Plus profondément, le poème est, comme « Le pont Mirabeau », une réflexion sur la morsure du temps.

  • Épris de jeunesse (v. 15, 17), obsédé par le temps qui passe, Apollinaire voudrait l’arrêter. Aussi tente-t-il de réconcilier passé (« tu étais »), présent (« tu dois vivre encore », « quand te nomme… ») et futur (« toujours tu le seras ») dans un hymne mélancolique qui s’appuie sur une ronde mêlée d’adverbes ou de conjonctions temporels – « encor », « toujours », « jamais », « alors » ; « quand (trois fois) »- pour faire triompher le verbe « vivre » (v. 17, 22). Autant de moyens pour « recouvrir les années » (v. 16) et figer le temps.
  • On reconnaît ici le poète angoissé par la « mort », dont il ne veut pas entendre le « chant » (v. 22). Il ne veut pas être comme la « femelle de l’alcyon » annonciatrice de mort (c’est pour cela qu’il conseille à Hélène de se « boucher les oreilles »). Il semble qu’il ne « chante » ses poèmes que « pour […] enchanter » la mort (Du Bellay).

3. Un art poétique ?

« Hélène » pourrait être une sorte de bilan esthétique d’Apollinaire, qui se plaît à faire converger l’antique et le moderne : elle serait l’allégorie de la poésie.

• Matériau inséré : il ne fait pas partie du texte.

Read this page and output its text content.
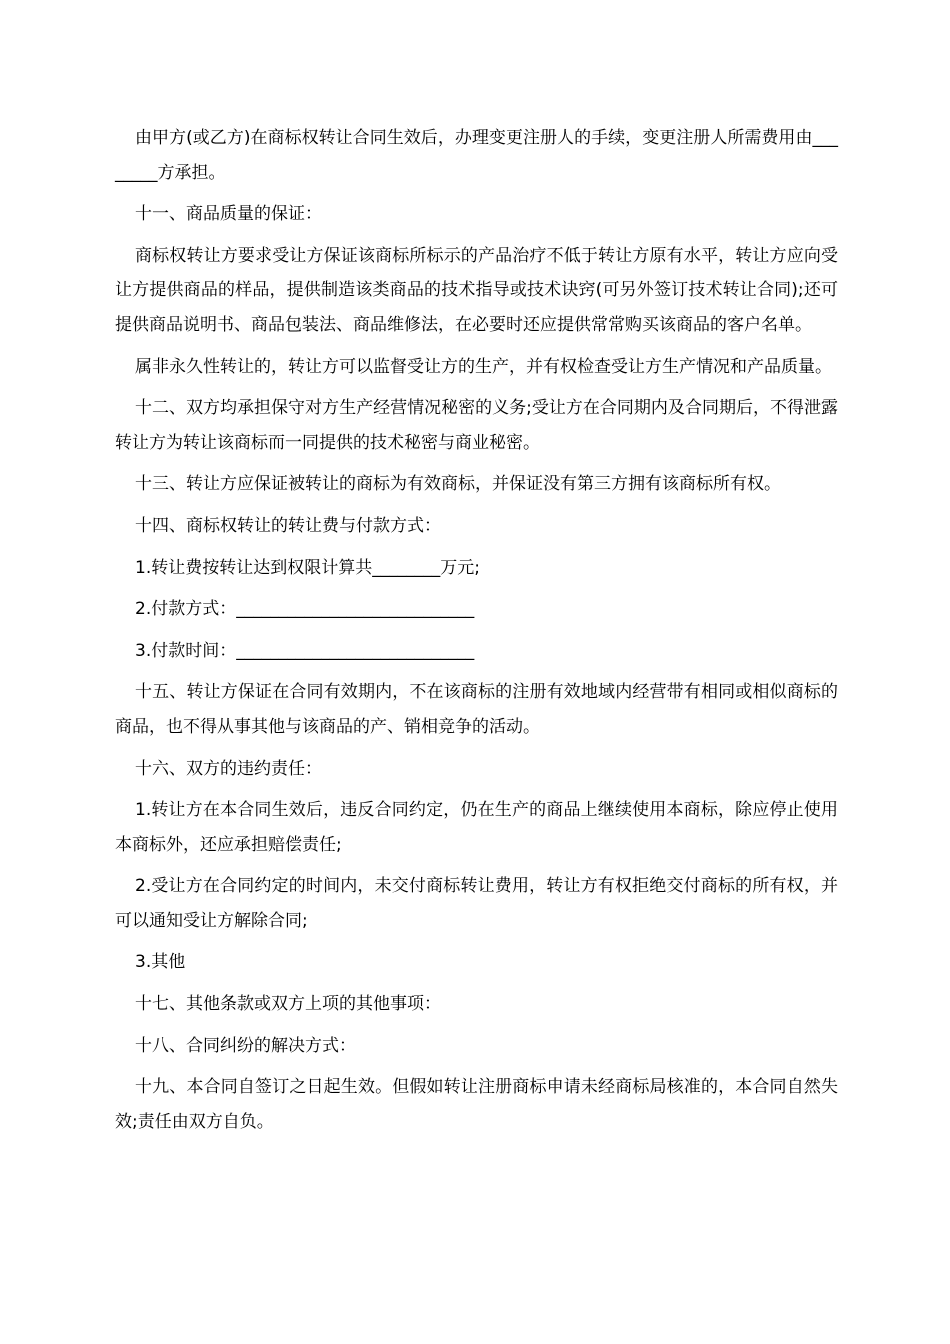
由甲方(或乙方)在商标权转让合同生效后，办理变更注册人的手续，变更注册人所需费用由________方承担。

十一、商品质量的保证：

商标权转让方要求受让方保证该商标所标示的产品治疗不低于转让方原有水平，转让方应向受让方提供商品的样品，提供制造该类商品的技术指导或技术诀窍(可另外签订技术转让合同);还可提供商品说明书、商品包装法、商品维修法，在必要时还应提供常常购买该商品的客户名单。

属非永久性转让的，转让方可以监督受让方的生产，并有权检查受让方生产情况和产品质量。

十二、双方均承担保守对方生产经营情况秘密的义务;受让方在合同期内及合同期后，不得泄露转让方为转让该商标而一同提供的技术秘密与商业秘密。

十三、转让方应保证被转让的商标为有效商标，并保证没有第三方拥有该商标所有权。

十四、商标权转让的转让费与付款方式：

1.转让费按转让达到权限计算共________万元;

2.付款方式：____________________________

3.付款时间：____________________________

十五、转让方保证在合同有效期内，不在该商标的注册有效地域内经营带有相同或相似商标的商品，也不得从事其他与该商品的产、销相竞争的活动。

十六、双方的违约责任：

1.转让方在本合同生效后，违反合同约定，仍在生产的商品上继续使用本商标，除应停止使用本商标外，还应承担赔偿责任;

2.受让方在合同约定的时间内，未交付商标转让费用，转让方有权拒绝交付商标的所有权，并可以通知受让方解除合同;

3.其他

十七、其他条款或双方上项的其他事项：

十八、合同纠纷的解决方式：

十九、本合同自签订之日起生效。但假如转让注册商标申请未经商标局核准的，本合同自然失效;责任由双方自负。
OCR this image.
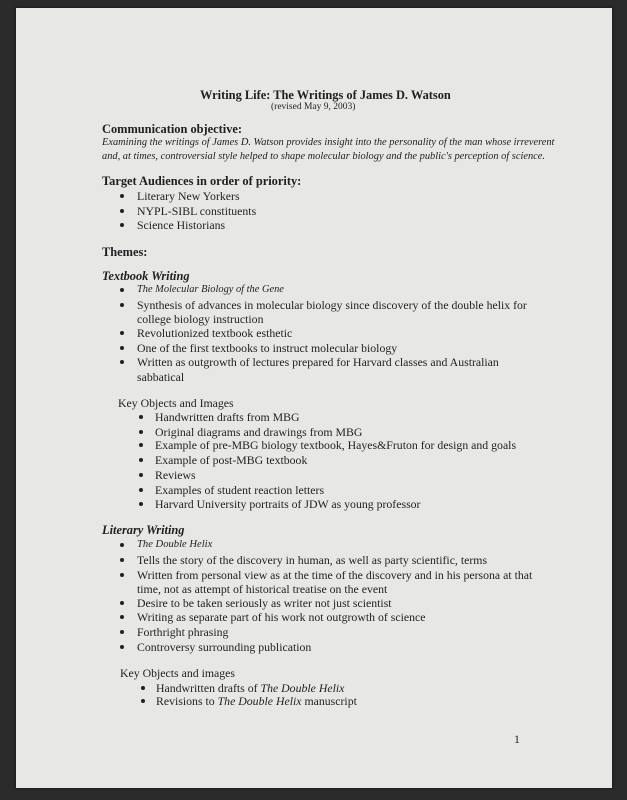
Writing Life: The Writings of James D. Watson
(revised May 9, 2003)
Communication objective:
Examining the writings of James D. Watson provides insight into the personality of the man whose irreverent
and, at times, controversial style helped to shape molecular biology and the public's perception of science.
Target Audiences in order of priority:
Literary New Yorkers
NYPL-SIBL constituents
Science Historians
Themes:
Textbook Writing
The Molecular Biology of the Gene
Synthesis of advances in molecular biology since discovery of the double helix for
college biology instruction
Revolutionized textbook esthetic
One of the first textbooks to instruct molecular biology
Written as outgrowth of lectures prepared for Harvard classes and Australian
sabbatical
Key Objects and Images
Handwritten drafts from MBG
Original diagrams and drawings from MBG
Example of pre-MBG biology textbook, Hayes&Fruton for design and goals
Example of post-MBG textbook
Reviews
Examples of student reaction letters
Harvard University portraits of JDW as young professor
Literary Writing
The Double Helix
Tells the story of the discovery in human, as well as party scientific, terms
Written from personal view as at the time of the discovery and in his persona at that
time, not as attempt of historical treatise on the event
Desire to be taken seriously as writer not just scientist
Writing as separate part of his work not outgrowth of science
Forthright phrasing
Controversy surrounding publication
Key Objects and images
Handwritten drafts of The Double Helix
Revisions to The Double Helix manuscript
1
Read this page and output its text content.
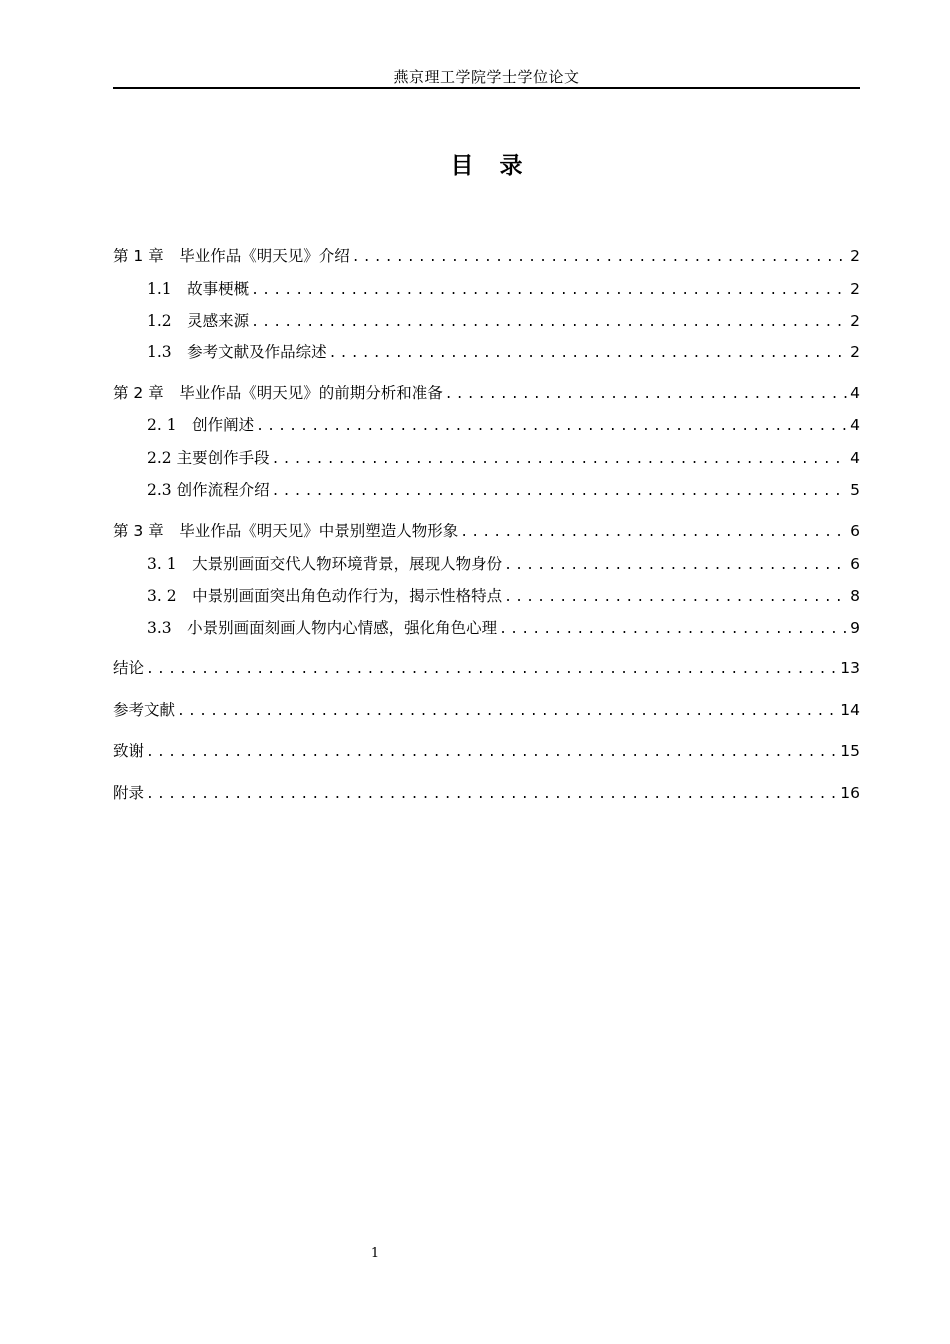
燕京理工学院学士学位论文
目录
第 1 章　毕业作品《明天见》介绍 .....	2
1.1　故事梗概 .....	2
1.2　灵感来源 .....	2
1.3　参考文献及作品综述 .....	2
第 2 章　毕业作品《明天见》的前期分析和准备 .....	4
2. 1　创作阐述 .....	4
2.2 主要创作手段 .....	4
2.3 创作流程介绍 .....	5
第 3 章　毕业作品《明天见》中景别塑造人物形象 .....	6
3. 1　大景别画面交代人物环境背景，展现人物身份 .....	6
3. 2　中景别画面突出角色动作行为，揭示性格特点 .....	8
3.3　小景别画面刻画人物内心情感，强化角色心理 .....	9
结论 .....	13
参考文献 .....	14
致谢 .....	15
附录 .....	16
1
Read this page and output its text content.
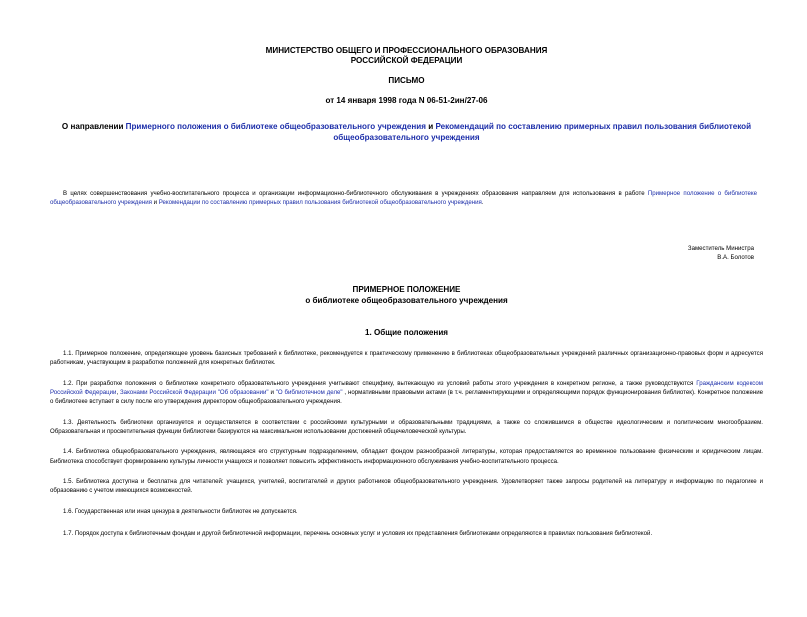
МИНИСТЕРСТВО ОБЩЕГО И ПРОФЕССИОНАЛЬНОГО ОБРАЗОВАНИЯ
РОССИЙСКОЙ ФЕДЕРАЦИИ
ПИСЬМО
от 14 января 1998 года N 06-51-2ин/27-06
О направлении Примерного положения о библиотеке общеобразовательного учреждения и Рекомендаций по составлению примерных правил пользования библиотекой общеобразовательного учреждения

В целях совершенствования учебно-воспитательного процесса и организации информационно-библиотечного обслуживания в учреждениях образования направляем для использования в работе Примерное положение о библиотеке общеобразовательного учреждения и Рекомендации по составлению примерных правил пользования библиотекой общеобразовательного учреждения.

Заместитель Министра
В.А. Болотов
ПРИМЕРНОЕ ПОЛОЖЕНИЕ
о библиотеке общеобразовательного учреждения
1. Общие положения

1.1. Примерное положение, определяющее уровень базисных требований к библиотеке, рекомендуется к практическому применению в библиотеках общеобразовательных учреждений различных организационно-правовых форм и адресуется работникам, участвующим в разработке положений для конкретных библиотек.

1.2. При разработке положения о библиотеке конкретного образовательного учреждения учитывают специфику, вытекающую из условий работы этого учреждения в конкретном регионе, а также руководствуются Гражданским кодексом Российской Федерации, Законами Российской Федерации "Об образовании" и "О библиотечном деле" , нормативными правовыми актами (в т.ч. регламентирующими и определяющими порядок функционирования библиотек). Конкретное положение о библиотеке вступает в силу после его утверждения директором общеобразовательного учреждения.

1.3. Деятельность библиотеки организуется и осуществляется в соответствии с российскими культурными и образовательными традициями, а также со сложившимся в обществе идеологическим и политическим многообразием. Образовательная и просветительная функции библиотеки базируются на максимальном использовании достижений общечеловеческой культуры.

1.4. Библиотека общеобразовательного учреждения, являющаяся его структурным подразделением, обладает фондом разнообразной литературы, которая предоставляется во временное пользование физическим и юридическим лицам. Библиотека способствует формированию культуры личности учащихся и позволяет повысить эффективность информационного обслуживания учебно-воспитательного процесса.

1.5. Библиотека доступна и бесплатна для читателей: учащихся, учителей, воспитателей и других работников общеобразовательного учреждения. Удовлетворяет также запросы родителей на литературу и информацию по педагогике и образованию с учетом имеющихся возможностей.

1.6. Государственная или иная цензура в деятельности библиотек не допускается.

1.7. Порядок доступа к библиотечным фондам и другой библиотечной информации, перечень основных услуг и условия их представления библиотеками определяются в правилах пользования библиотекой.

  • La forme du poème indique dès l’abord que la poésie pour Apollinaire est célébration lyrique – à l’antique –, notamment de la femme. Mais elle est plus que cela : elle est une arme pour lutter contre le temps. La forme même du dialogue par le « rêve » fait revivre Hélène, lui redonne une beauté que la réalité – la vieillesse – menaçait de lui ôter (« tu n’étais pas plus belle quand te dépucela… »). Apollinaire choisit ainsi l’adjectif « belle », volontairement vague et ouvert, pour que son Hélène s’adapte aux canons de la beauté d’époques différentes. Cela confère à la femme célébrée une sorte de beauté absolue, débarrassée de toute contingence temporelle : Hélène est la « beauté en soi », l’image du concept de la Beauté (l’Idée au sens platonicien du terme).
  • Dans le mythe qu’Hélène incarne, il y a quelque chose de moderne. Le poème est donc l’affirmation d’un art poétique puisque Apollinaire, comme souvent, y réconcilie classicisme et révolution, tradition et modernité : tradition dans la forme versifiée régulière en quatrains d’alexandrins, dans l’inspiration mythologique et les invocations (« ô ») et dans les rimes classiques « femmes » / « dame », « fané » / « années »… … mais liberté avec la dernière strophe de deux vers dont le deuxième semble n’être qu’une moitié de vers (qui pourtant comporte bien 12 syllabes)… avec la disparition de toute ponctuation, avec le mélange de rimes plates (strophes 1, 5) et de rimes embrassées (strophe 2) et croisées (strophes 3, 4, 6) ou provocation la rime « lèvres » / « chèvres » !
  • Le dernier vers qui met sur le même plan grammatical en apostrophe « (ô) Hélène », « ô liberté » et « ô révolutions » indique clairement la fonction allégorique d’Hélène qui est l’image de la « liberté » face au temps mais aussi face aux contraintes poétiques, ce désir de « révolte » que revendique Apollinaire dans sa poésie.

Conclusion

Dans son poème, Apollinaire traite le thème classique d’Hélène de Troie, personnage emblématique, mais il le renouvelle : à travers ce portrait, c’est lui-même qu’il révèle, « guetteur » de sentiments, d’émotions particulières ; « mélancolique », il y aborde aussi au-delà des thèmes traditionnels de la fuite des amours et du temps celui de la permanence de l’être, permanence du poète qui touche à l’éternité. [Ouverture] On peut s’interroger sur le fait qu’Apollinaire n’ait pas publié ce poème de son vivant. C’est sans doute qu’il pressentait que, jeune encore, il n’avait pas encore la pleine maîtrise d’un art qui sera éclatant dans « Le pont Mirabeau » ou dans un autre type de réécriture de portrait de femme fatale légendaire, mais germanique celle-ci : « La Lorelei ».